- Born: Henry Perly Rusk July 18, 1884 Champaign County, Illinois, US
- Died: January 9, 1954 (aged 69) Urbana, Illinois, US
- Burial place: Mount Hope Cemetery, Champaign, Illinois
- Known for: Founder of FarmHouse fraternity
- Title: Dean, Chairman, Professor

Academic background
- Education: Valparaiso University, BS, 1904 University of Minnesota, BS, 1908 and MS, 1911

Academic work
- Discipline: Agriculture
- Sub-discipline: Cattle husbandry
- Institutions: University of Illinois, 1910-1952

= Henry P. Rusk =

American academic and agronomist (1884–1954)

Henry Perly Rusk (July 18, 1884 – January 9, 1954) was an American academic, administrator, and agronomist. He was the dean of the College of Agriculture at the University of Illinois. He was a founder of FarmHouse fraternity and served as its national president.

== Early life ==
Rusk was born on July 18, 1884, on a farm in Champaign County, Illinois in 1884. His family moved to Valparaiso, Indiana when he was a child.

Rusk attended Valparaiso University, graduating with a B.S. in agriculture in 1904. He then attended the University of Missouri, where he received a B.S. in agriculture in 1908 and an M.S. in agriculture in 1911. While an undergraduate at Missouri, he was a founding member of FarmHouse fraternity in 1905.

== Career ==
Rusk taught and supervised cattle feeding research at the University of Missouri in 1908. In 1910, he joined the faculty of University of Illinois, working in beef cattle research. One of his duties was organizing the annual Illinois Cattle Feeders Day. He became professor with the University of Illinois in the Department of Animal Husbandry in 1914. He was head of the Department of Animal Sciences from 1922 to 1939 and also served as dean of the College of Agriculture for thirteen years, starting in 1939 until his retirement. After being a faculty member at Illinois for 43 years, he became a dean emeritus on September 1, 1952.

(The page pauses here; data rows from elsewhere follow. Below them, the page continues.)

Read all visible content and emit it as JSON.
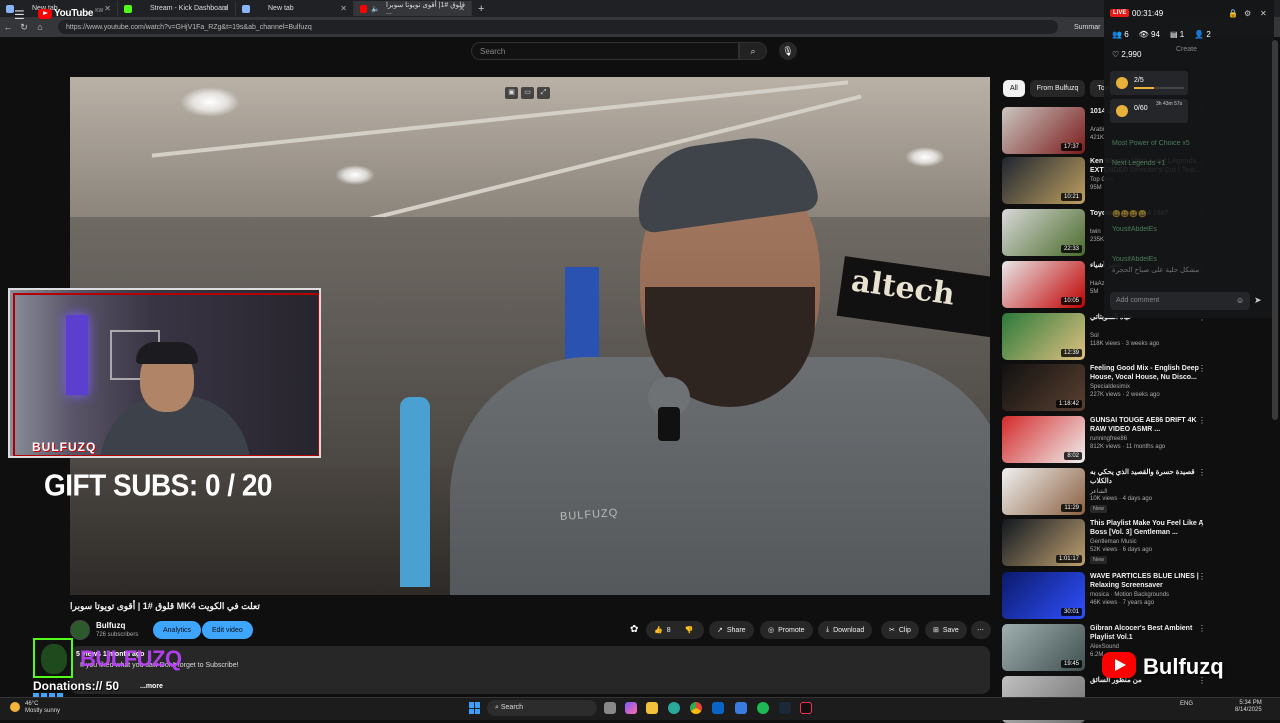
{
  "browser": {
    "tabs": [
      {
        "label": "New tab",
        "color": "#8ab4f8"
      },
      {
        "label": "Stream - Kick Dashboard",
        "color": "#53fc18"
      },
      {
        "label": "New tab",
        "color": "#8ab4f8"
      },
      {
        "label": "قلوق #1| أقوى تويوتا سوبرا ...",
        "color": "#ff0000"
      }
    ],
    "url": "https://www.youtube.com/watch?v=GHjV1Fa_RZg&t=19s&ab_channel=Bulfuzq",
    "summary_label": "Summar"
  },
  "youtube": {
    "logo_text": "YouTube",
    "logo_country": "KW",
    "search_placeholder": "Search",
    "create_label": "Create",
    "video": {
      "title": "تعلت في الكويت MK4 قلوق #1 | أقوى تويوتا سوبرا",
      "brand_on_shirt": "BULFUZQ",
      "sign_text": "altech"
    },
    "channel": {
      "name": "Bulfuzq",
      "subs": "726 subscribers"
    },
    "buttons": {
      "analytics": "Analytics",
      "edit": "Edit video",
      "likes": "8",
      "share": "Share",
      "promote": "Promote",
      "download": "Download",
      "clip": "Clip",
      "save": "Save"
    },
    "description": {
      "line1": "5 views  1 month ago",
      "line2": "If you liked what you saw Don't forget to Subscribe!",
      "more": "...more"
    },
    "chips": [
      "All",
      "From Bulfuzq",
      "Toyo"
    ],
    "recommendations": [
      {
        "title": "1014 اختبار تمارينات",
        "channel": "Arabi",
        "meta": "421K",
        "duration": "17:37",
        "colors": [
          "#c9c6c0",
          "#7b1b1b"
        ]
      },
      {
        "title": "Ken Block's Ultra Lead Legends EXTENDED Director's Cut | Top...",
        "channel": "Top Gear",
        "meta": "95M",
        "duration": "10:21",
        "colors": [
          "#1e2530",
          "#bfa060"
        ]
      },
      {
        "title": "Toyota Supra MK4 1997",
        "channel": "twin",
        "meta": "235K",
        "duration": "22:33",
        "colors": [
          "#d8d8d8",
          "#4a6b2a"
        ]
      },
      {
        "title": "عشر أشياء",
        "channel": "HaAz",
        "meta": "5M",
        "duration": "10:05",
        "colors": [
          "#e8e8e8",
          "#c00000"
        ]
      },
      {
        "title": "حياة السوبتاتي",
        "channel": "Sol",
        "meta": "118K views · 3 weeks ago",
        "duration": "12:39",
        "colors": [
          "#2a7a3a",
          "#e0c080"
        ]
      },
      {
        "title": "Feeling Good Mix - English Deep House, Vocal House, Nu Disco...",
        "channel": "Specialdesimix",
        "meta": "227K views · 2 weeks ago",
        "duration": "1:18:42",
        "colors": [
          "#111111",
          "#5a4030"
        ]
      },
      {
        "title": "GUNSAI TOUGE AE86 DRIFT 4K RAW VIDEO ASMR ...",
        "channel": "runningfree86",
        "meta": "812K views · 11 months ago",
        "duration": "8:02",
        "colors": [
          "#d42a2a",
          "#f0f0f0"
        ]
      },
      {
        "title": "قصيدة حسرة والقصيد الذي يحكي به دالكلاب",
        "channel": "الشاعر",
        "meta": "10K views · 4 days ago",
        "duration": "11:29",
        "new": "New",
        "colors": [
          "#f0f0f0",
          "#8a6040"
        ]
      },
      {
        "title": "This Playlist Make You Feel Like A Boss [Vol. 3] Gentleman ...",
        "channel": "Gentleman Music",
        "meta": "52K views · 6 days ago",
        "duration": "1:01:17",
        "new": "New",
        "colors": [
          "#101820",
          "#c0a070"
        ]
      },
      {
        "title": "WAVE PARTICLES BLUE LINES | Relaxing Screensaver",
        "channel": "mosica · Motion Backgrounds",
        "meta": "46K views · 7 years ago",
        "duration": "30:01",
        "colors": [
          "#0a1a6a",
          "#3050ff"
        ]
      },
      {
        "title": "Gibran Alcocer's Best Ambient Playlist Vol.1",
        "channel": "AlexSound",
        "meta": "6.2M",
        "duration": "19:45",
        "colors": [
          "#a0b0b0",
          "#405050"
        ]
      },
      {
        "title": "من منظور السائق",
        "channel": "",
        "meta": "",
        "duration": "",
        "colors": [
          "#c0c0c0",
          "#707070"
        ]
      }
    ]
  },
  "stream_overlay": {
    "webcam_name": "BULFUZQ",
    "gift_subs": "GIFT SUBS:  0 / 20",
    "overlay_name": "BULFUZQ",
    "donations": "Donations://   50",
    "yt_overlay_name": "Bulfuzq"
  },
  "kick_panel": {
    "live": "LIVE",
    "time": "00:31:49",
    "stats": {
      "followers_ic": "6",
      "viewers": "94",
      "subs": "1",
      "gifts": "2"
    },
    "followers_total": "2,990",
    "goal1": "2/5",
    "goal2": "0/60",
    "goal2_time": "3h 43m 57s",
    "chat_messages": [
      "Most Power of Choice x5",
      "Next Legends +1",
      "😀😀😀😀",
      "YousifAbdelEs",
      "YousifAbdelEs",
      "مشكل حلية على صباح الحجرة"
    ],
    "chat_placeholder": "Add comment"
  },
  "taskbar": {
    "weather_temp": "46°C",
    "weather_desc": "Mostly sunny",
    "search": "Search",
    "lang": "ENG",
    "time": "5:34 PM",
    "date": "8/14/2025"
  }
}
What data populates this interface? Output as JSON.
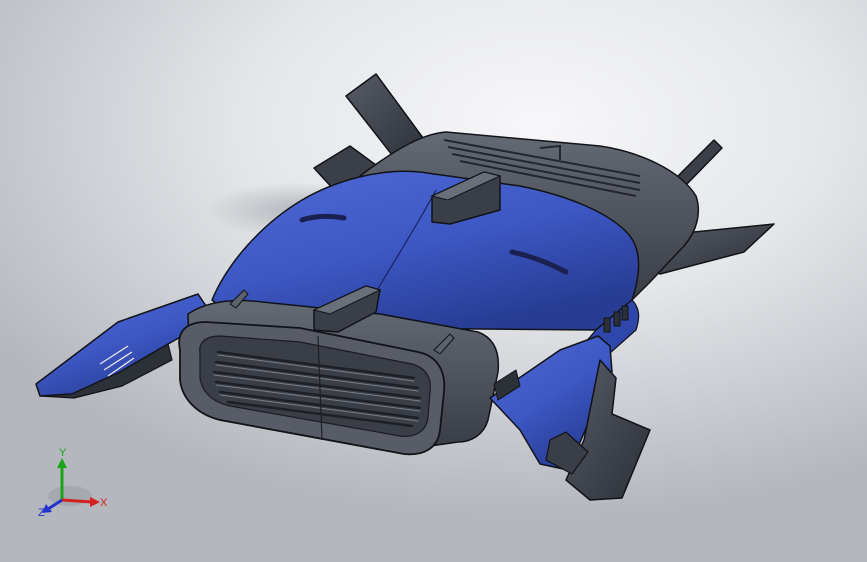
{
  "viewport": {
    "background_top": "#f7f7f9",
    "background_bottom": "#b4b7bd"
  },
  "model": {
    "colors": {
      "blue_body": "#3d57c4",
      "blue_dark": "#273c92",
      "gray_body": "#4e535c",
      "gray_dark": "#2c3037",
      "edge": "#111318"
    }
  },
  "triad": {
    "x_label": "X",
    "y_label": "Y",
    "z_label": "Z",
    "x_color": "#d42020",
    "y_color": "#19a419",
    "z_color": "#2233cc"
  }
}
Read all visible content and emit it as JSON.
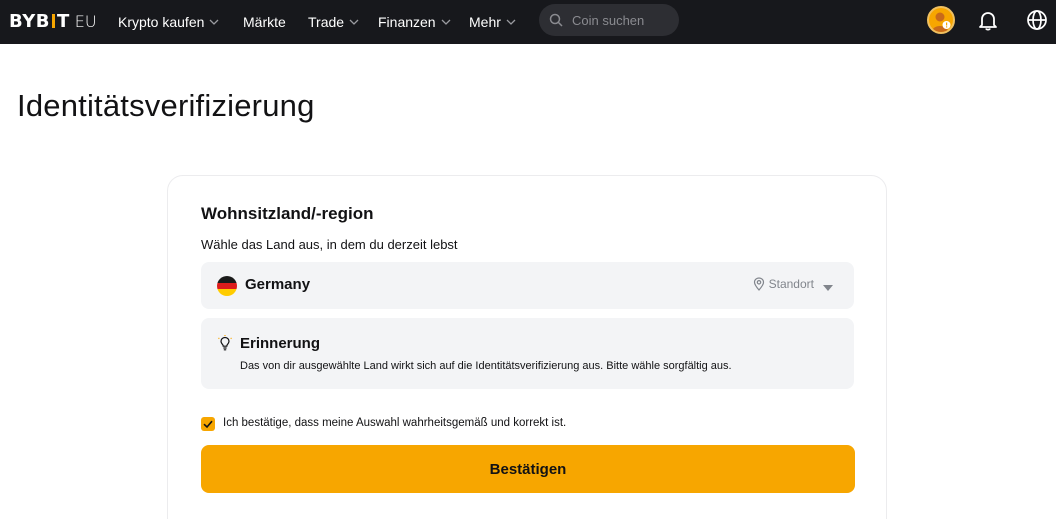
{
  "brand": {
    "logo": "BYBIT",
    "region": "EU",
    "accent": "#f7a600"
  },
  "nav": {
    "items": [
      {
        "label": "Krypto kaufen",
        "has_dropdown": true
      },
      {
        "label": "Märkte",
        "has_dropdown": false
      },
      {
        "label": "Trade",
        "has_dropdown": true
      },
      {
        "label": "Finanzen",
        "has_dropdown": true
      },
      {
        "label": "Mehr",
        "has_dropdown": true
      }
    ],
    "search_placeholder": "Coin suchen",
    "icons": [
      "avatar",
      "bell-icon",
      "globe-icon"
    ]
  },
  "page": {
    "title": "Identitätsverifizierung"
  },
  "card": {
    "title": "Wohnsitzland/-region",
    "subtitle": "Wähle das Land aus, in dem du derzeit lebst",
    "country_select": {
      "value": "Germany",
      "location_label": "Standort"
    },
    "reminder": {
      "title": "Erinnerung",
      "text": "Das von dir ausgewählte Land wirkt sich auf die Identitätsverifizierung aus. Bitte wähle sorgfältig aus."
    },
    "confirm_checkbox": {
      "checked": true,
      "label": "Ich bestätige, dass meine Auswahl wahrheitsgemäß und korrekt ist."
    },
    "submit_label": "Bestätigen"
  }
}
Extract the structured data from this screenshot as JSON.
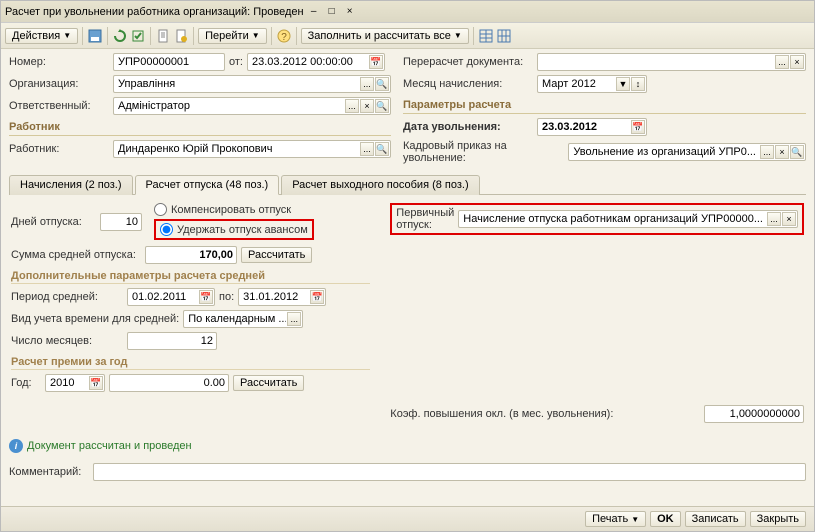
{
  "title": "Расчет при увольнении работника организаций: Проведен",
  "toolbar": {
    "actions": "Действия",
    "go": "Перейти",
    "fillcalc": "Заполнить и рассчитать все"
  },
  "top": {
    "number_label": "Номер:",
    "number_value": "УПР00000001",
    "from_label": "от:",
    "from_value": "23.03.2012 00:00:00",
    "org_label": "Организация:",
    "org_value": "Управління",
    "resp_label": "Ответственный:",
    "resp_value": "Адміністратор",
    "recalc_label": "Перерасчет документа:",
    "month_label": "Месяц начисления:",
    "month_value": "Март 2012"
  },
  "params": {
    "section": "Параметры расчета",
    "dismiss_date_label": "Дата увольнения:",
    "dismiss_date_value": "23.03.2012",
    "order_label": "Кадровый приказ на увольнение:",
    "order_value": "Увольнение из организаций УПР0..."
  },
  "worker": {
    "section": "Работник",
    "label": "Работник:",
    "value": "Диндаренко Юрій Прокопович"
  },
  "tabs": {
    "t1": "Начисления (2 поз.)",
    "t2": "Расчет отпуска (48 поз.)",
    "t3": "Расчет выходного пособия (8 поз.)"
  },
  "vac": {
    "days_label": "Дней отпуска:",
    "days_value": "10",
    "opt_compensate": "Компенсировать отпуск",
    "opt_advance": "Удержать отпуск авансом",
    "avgsum_label": "Сумма средней отпуска:",
    "avgsum_value": "170,00",
    "calc_btn": "Рассчитать",
    "primary_label": "Первичный отпуск:",
    "primary_value": "Начисление отпуска работникам организаций УПР00000..."
  },
  "addparams": {
    "section": "Дополнительные параметры расчета средней",
    "period_label": "Период средней:",
    "period_from": "01.02.2011",
    "period_to_label": "по:",
    "period_to": "31.01.2012",
    "time_label": "Вид учета времени для средней:",
    "time_value": "По календарным ...",
    "months_label": "Число месяцев:",
    "months_value": "12"
  },
  "bonus": {
    "section": "Расчет премии за год",
    "year_label": "Год:",
    "year_value": "2010",
    "sum_value": "0.00",
    "calc_btn": "Рассчитать"
  },
  "coef": {
    "label": "Коэф. повышения окл. (в мес. увольнения):",
    "value": "1,0000000000"
  },
  "info": "Документ рассчитан и проведен",
  "comment_label": "Комментарий:",
  "footer": {
    "print": "Печать",
    "ok": "OK",
    "write": "Записать",
    "close": "Закрыть"
  }
}
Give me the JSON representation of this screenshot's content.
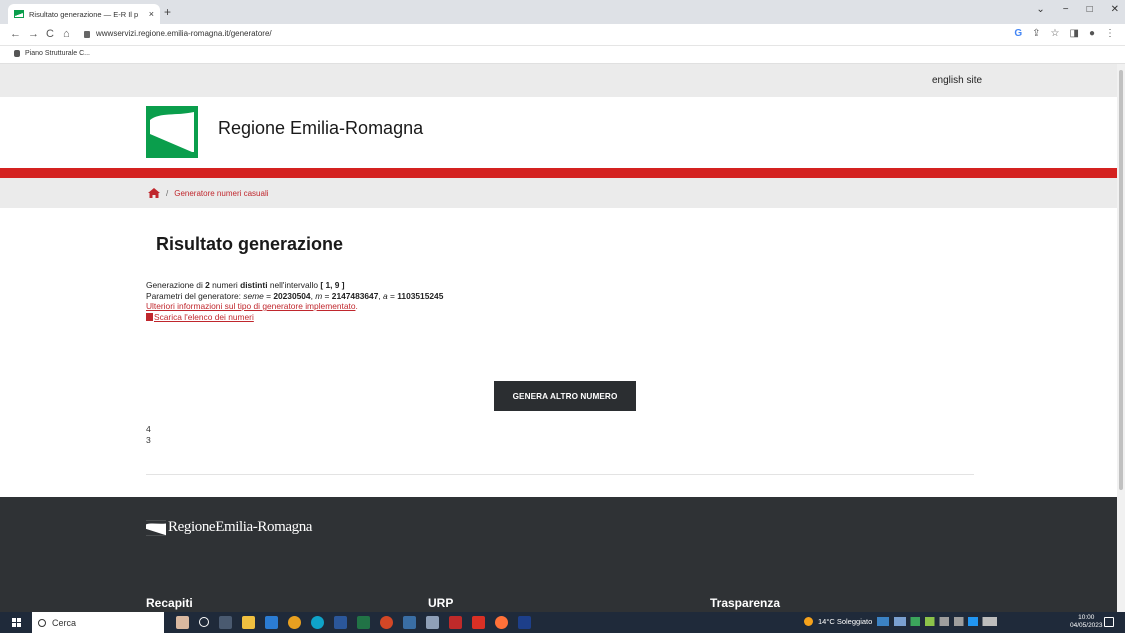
{
  "browser": {
    "tab_title": "Risultato generazione — E-R Il p",
    "tab_close": "×",
    "new_tab": "+",
    "url": "wwwservizi.regione.emilia-romagna.it/generatore/",
    "bookmark": "Piano Strutturale C...",
    "window_controls": [
      "⌄",
      "−",
      "□",
      "✕"
    ],
    "nav": {
      "back": "←",
      "forward": "→",
      "reload": "C",
      "home": "⌂"
    },
    "toolbar_icons": [
      "G",
      "⇪",
      "☆",
      "◨",
      "●",
      "⋮"
    ]
  },
  "site": {
    "english_link": "english site",
    "name": "Regione Emilia-Romagna",
    "accent_red": "#d42220",
    "brand_green": "#0a9e4c"
  },
  "breadcrumb": {
    "separator": "/",
    "current": "Generatore numeri casuali"
  },
  "main": {
    "title": "Risultato generazione",
    "line1": {
      "pre": "Generazione di ",
      "count": "2",
      "mid1": " numeri ",
      "distinct": "distinti",
      "mid2": " nell'intervallo ",
      "range": "[ 1, 9 ]"
    },
    "line2": {
      "pre": "Parametri del generatore: ",
      "seme_label": "seme",
      "eq1": " = ",
      "seme_value": "20230504",
      "sep1": ", ",
      "m_label": "m",
      "eq2": " = ",
      "m_value": "2147483647",
      "sep2": ", ",
      "a_label": "a",
      "eq3": " = ",
      "a_value": "1103515245"
    },
    "info_link": "Ulteriori informazioni sul tipo di generatore implementato",
    "info_link_end": ".",
    "download_link": "Scarica l'elenco dei numeri",
    "generate_button": "GENERA ALTRO NUMERO",
    "numbers": [
      "4",
      "3"
    ]
  },
  "footer": {
    "logo_text": "RegioneEmilia-Romagna",
    "columns": [
      "Recapiti",
      "URP",
      "Trasparenza"
    ]
  },
  "taskbar": {
    "search_placeholder": "Cerca",
    "weather": "14°C Soleggiato",
    "time": "10:00",
    "date": "04/05/2023"
  }
}
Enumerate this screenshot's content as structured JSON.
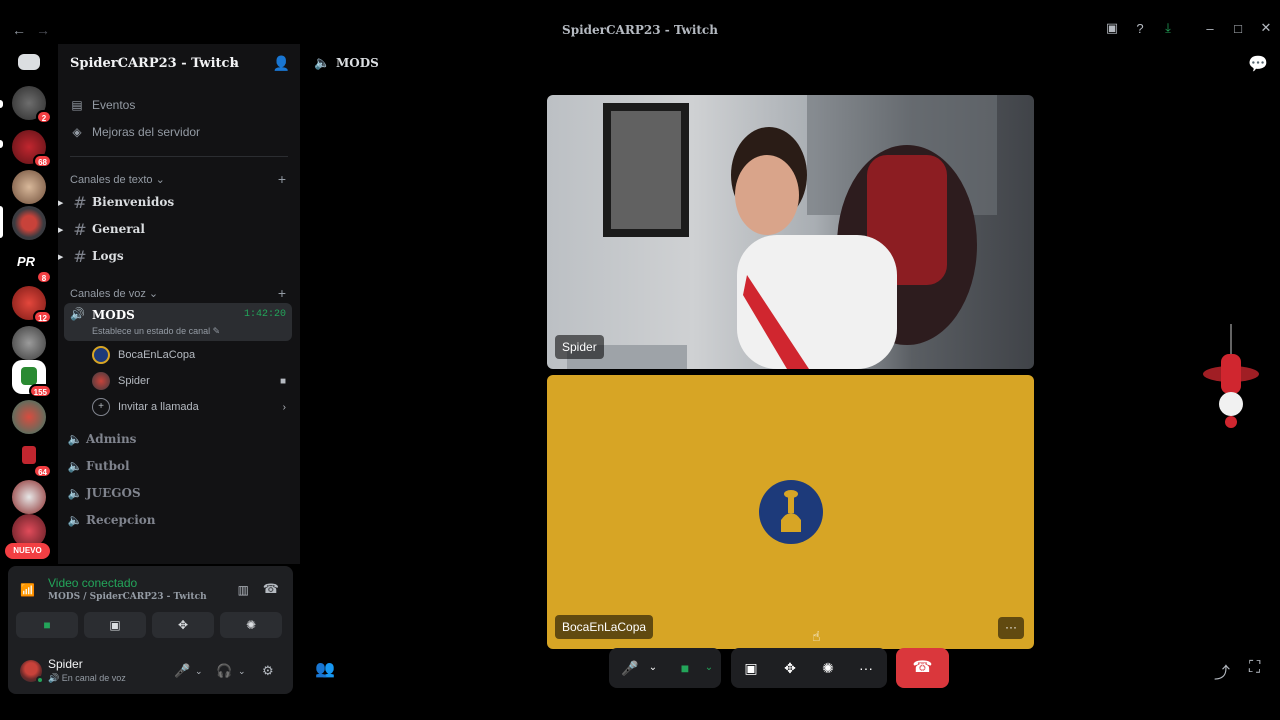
{
  "window": {
    "title": "SpiderCARP23 - Twitch"
  },
  "rail": {
    "badges": [
      "2",
      "68",
      "8",
      "12",
      "155",
      "64"
    ],
    "server_text_pr": "PR",
    "nuevo_label": "NUEVO"
  },
  "guild": {
    "name": "SpiderCARP23 - Twitch",
    "nav": {
      "events": "Eventos",
      "boosts": "Mejoras del servidor"
    },
    "text_category": "Canales de texto",
    "text_channels": [
      "Bienvenidos",
      "General",
      "Logs"
    ],
    "voice_category": "Canales de voz",
    "active_voice": {
      "name": "MODS",
      "timer": "1:42:20",
      "status": "Establece un estado de canal"
    },
    "members": [
      "BocaEnLaCopa",
      "Spider"
    ],
    "invite_label": "Invitar a llamada",
    "other_voice": [
      "Admins",
      "Futbol",
      "JUEGOS",
      "Recepcion"
    ]
  },
  "connection": {
    "title": "Video conectado",
    "subtitle": "MODS / SpiderCARP23 - Twitch"
  },
  "user": {
    "name": "Spider",
    "status": "En canal de voz"
  },
  "call": {
    "channel": "MODS",
    "tiles": [
      {
        "label": "Spider"
      },
      {
        "label": "BocaEnLaCopa",
        "more": "···"
      }
    ],
    "more_label": "···"
  },
  "colors": {
    "accent_green": "#23a55a",
    "end_call": "#da373c",
    "tile_yellow": "#d7a525"
  }
}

Rusk was the chairman of the agricultural task force of the Hoover Commission in 1948. This led to his working on the reorganization of federal lending policies. He was an advocate for government control of agriculture and was a frequent public speaker on this subject.

Rusk was president of the American Society of Animal Science from 1925 to 1926. He was a member of the Association of Land Grant Colleges and Universities. He was the secretary of the Illinois Cattle Feeders' Association. He was also a cattle judge, known for officiating the American Royal and North American International Livestock Expo. He also had leadership roles with the Farm Foundation, the Illinois State Fair, and the National Research Council.

== Awards and honors ==
Rusk was a member of several professional fraternities and honor societies, including Alpha Zeta, Gamma Sigma Delta, and Sigma Xi. In 1946, the Saddle and Sirloin Club commissioned a portrait of Rusk by Othmar J. Hoffler to be displayed in its Chicago clubhouse; this portrait collection is for inductees in The Livestock Industry Hall of Fame. The American Farm Bureau Federation gave Rusk its gold medal in 1947 for distinguished service.

Rusk received an honorary doctorate from the University of Missouri in June 1950. He also received honorary degrees from the Illinois Wesleyan University and Purdue University. The University of Illinois chapter of Sigma Delta Chi gave Rusk its annual Brown Derby Award for outstanding service to the university in 1952. In February 1954, the Champaign Rotary made a presentation honoring Rusk.

== Personal life ==
Rusk married Edith E. Hartley in 1914. They had two daughters, Elizabeth and Martha.

He served as the national president of FarmHouse. He was also a member of Alpha Gamma Rho collegiate agricultural fraternity. He was a member of the Rotary International in Nebraska and the Methodist Church.

On January 9, 1954, Rusk died in the Carle Memorial Hospital in Urbana, Illinois at the age of 69. He had been in poor health for several years. His funeral was held in Smith Music Hall at the University of Illinois, with nearly 1,000 people in attendance. He was buried in Mount Hope Cemetery in Champaign, Illinois, adjacent to the University of Illinois campus.